Human whole blood stained with ab11029 (right) or mouse IgG1κ (left). Red blood cells of 200µl human whole blood were lysed, then cells were incubated for 30 min on ice in 1x PBS containing 10µg/ml human IgG and 10% normal goat serum to block FC receptors and non-specific protein-protein interaction followed by the antibody (ab11029) or mouse IgG1κ isotype (ab170190) (100µl at 10 µg/ml) for 30 min on ice.

The secondary antibody Goat anti-mouse IgG H&L (Alexa Fluor ^® 488, pre-adsorbed) (ab150177) was used at 1/2000 dilution for 30 min at 4°C.

Acquisition of >30,000 events were collected using a 50 mW Blue laser (488nm) and 530/30 bandpass filter. Events were gated on viable single cells.

This  data was developed using the same antibody clone in a different buffer formulation containing PBS and Azide (ab11029).

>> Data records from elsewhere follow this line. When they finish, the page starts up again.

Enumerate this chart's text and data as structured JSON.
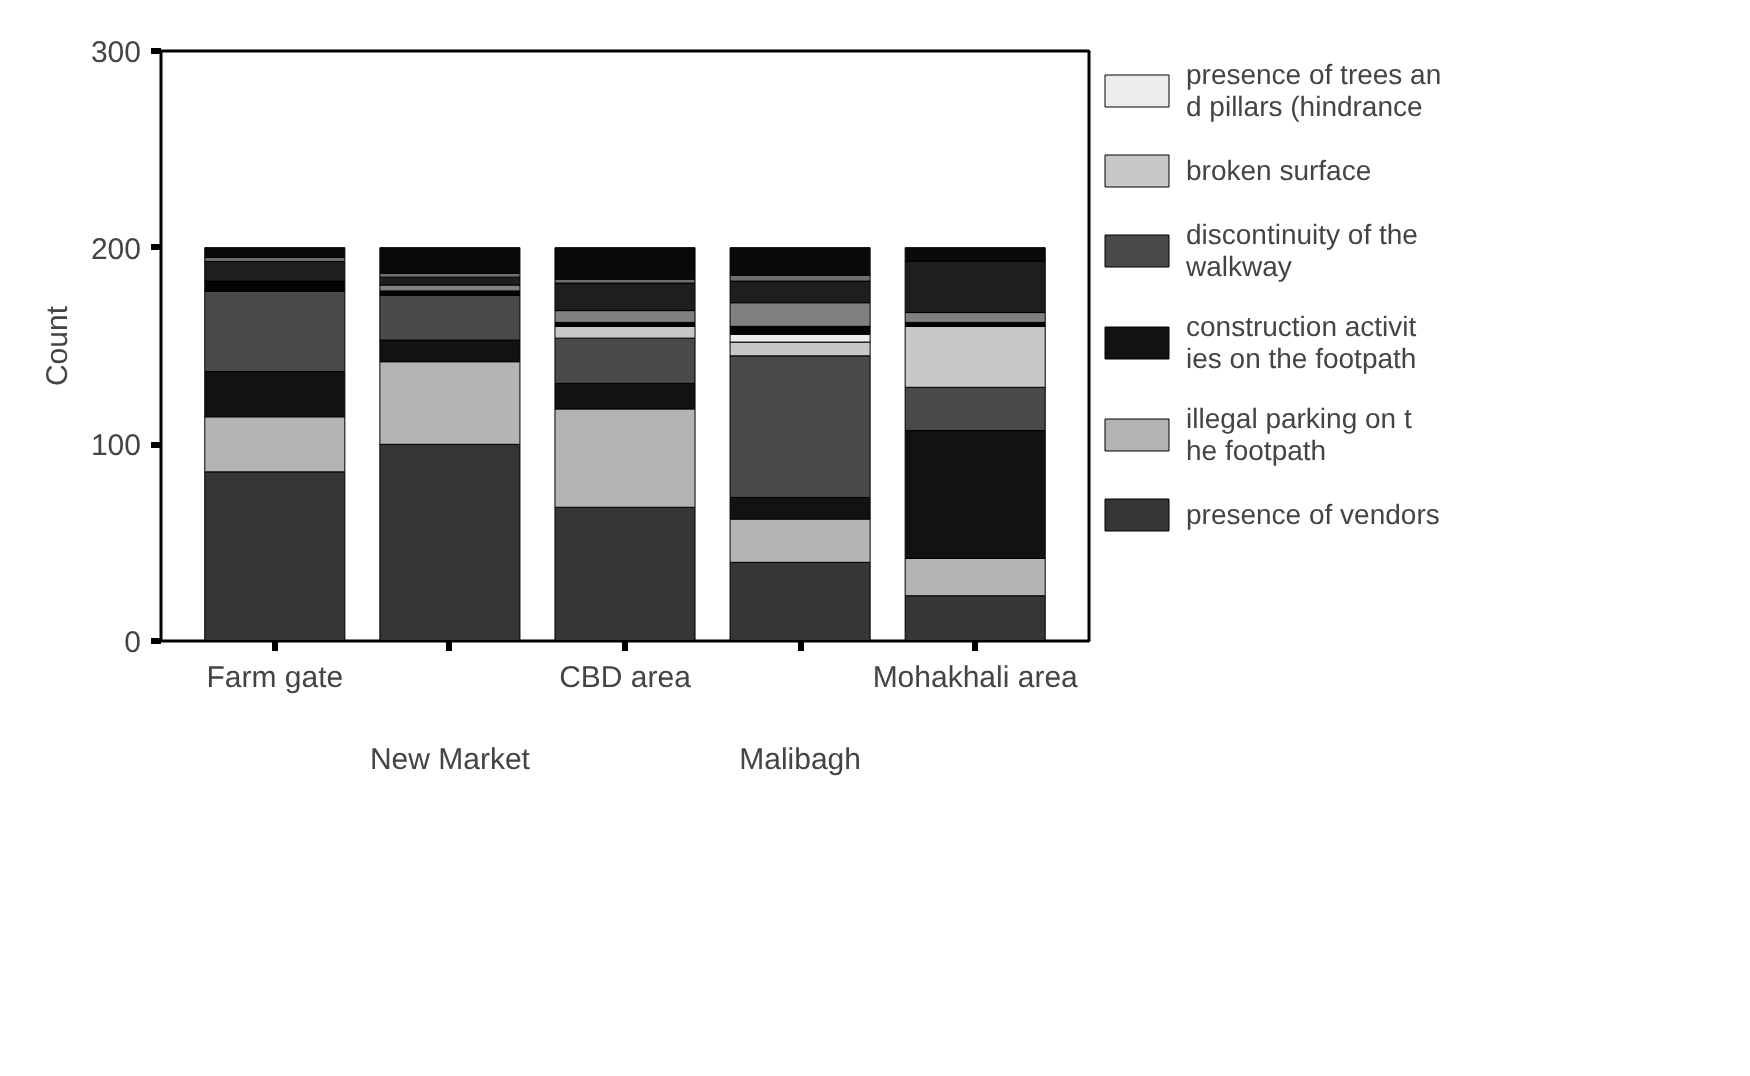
{
  "chart_data": {
    "type": "bar",
    "stacked": true,
    "ylabel": "Count",
    "categories": [
      "Farm gate",
      "New Market",
      "CBD area",
      "Malibagh",
      "Mohakhali area"
    ],
    "ylim": [
      0,
      300
    ],
    "yticks": [
      0,
      100,
      200,
      300
    ],
    "grid": false,
    "legend": "right",
    "series": [
      {
        "name": "presence of vendors",
        "color": "#363636",
        "values": [
          86,
          100,
          68,
          40,
          23
        ]
      },
      {
        "name": "illegal parking on the footpath",
        "color": "#b4b4b4",
        "values": [
          28,
          42,
          50,
          22,
          19
        ]
      },
      {
        "name": "construction activities on the footpath",
        "color": "#121212",
        "values": [
          23,
          11,
          13,
          11,
          65
        ]
      },
      {
        "name": "discontinuity of the walkway",
        "color": "#4a4a4a",
        "values": [
          41,
          23,
          23,
          72,
          22
        ]
      },
      {
        "name": "broken surface",
        "color": "#c8c8c8",
        "values": [
          0,
          0,
          6,
          7,
          31
        ]
      },
      {
        "name": "presence of trees and pillars (hindrance",
        "color": "#ececec",
        "values": [
          0,
          0,
          0,
          4,
          0
        ]
      },
      {
        "color": "#050505",
        "values": [
          5,
          2,
          2,
          4,
          2
        ]
      },
      {
        "color": "#808080",
        "values": [
          0,
          3,
          6,
          12,
          5
        ]
      },
      {
        "color": "#1e1e1e",
        "values": [
          10,
          4,
          14,
          11,
          26
        ]
      },
      {
        "color": "#6e6e6e",
        "values": [
          2,
          2,
          2,
          3,
          0
        ]
      },
      {
        "color": "#0a0a0a",
        "values": [
          5,
          13,
          16,
          14,
          7
        ]
      }
    ]
  }
}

Human peripheral blood lymphocytes stained with ab11029. Human whole blood was processed using a modified protocol based on Chow et al, 2005 (PMID: 16080188). In brief, human whole blood was fixed in 4% formaldehyde (methanol-free) for 10 min at 22°C. Red blood cells were then lysed by the addition of Triton X-100 (final concentration - 0.1%) for 15 min at 37°C. For experimentation, cells were stained with anti-CD11c ab11029 (right panel) at 1/100 dilution for 30 min at 4°C. The secondary antibody used was Alexa Fluor^® 488 goat anti-mouse IgG (H&L) (ab150117) at 1/2000 dilution for 30 min at 4°C. Isotype control antibody (left panel) was mouse monoclonal IgG1 (ab170190) used under the same conditions.

Acquisition of >30,000 total events were collected using a 50mW Argon Blue laser (488nm) and 530/30 bandpass filter. Gating strategy – events were collected with the forward and side light-scatter characteristics of viable cells.

This  data was developed using the same antibody clone in a different buffer formulation containing PBS and Azide (ab11029).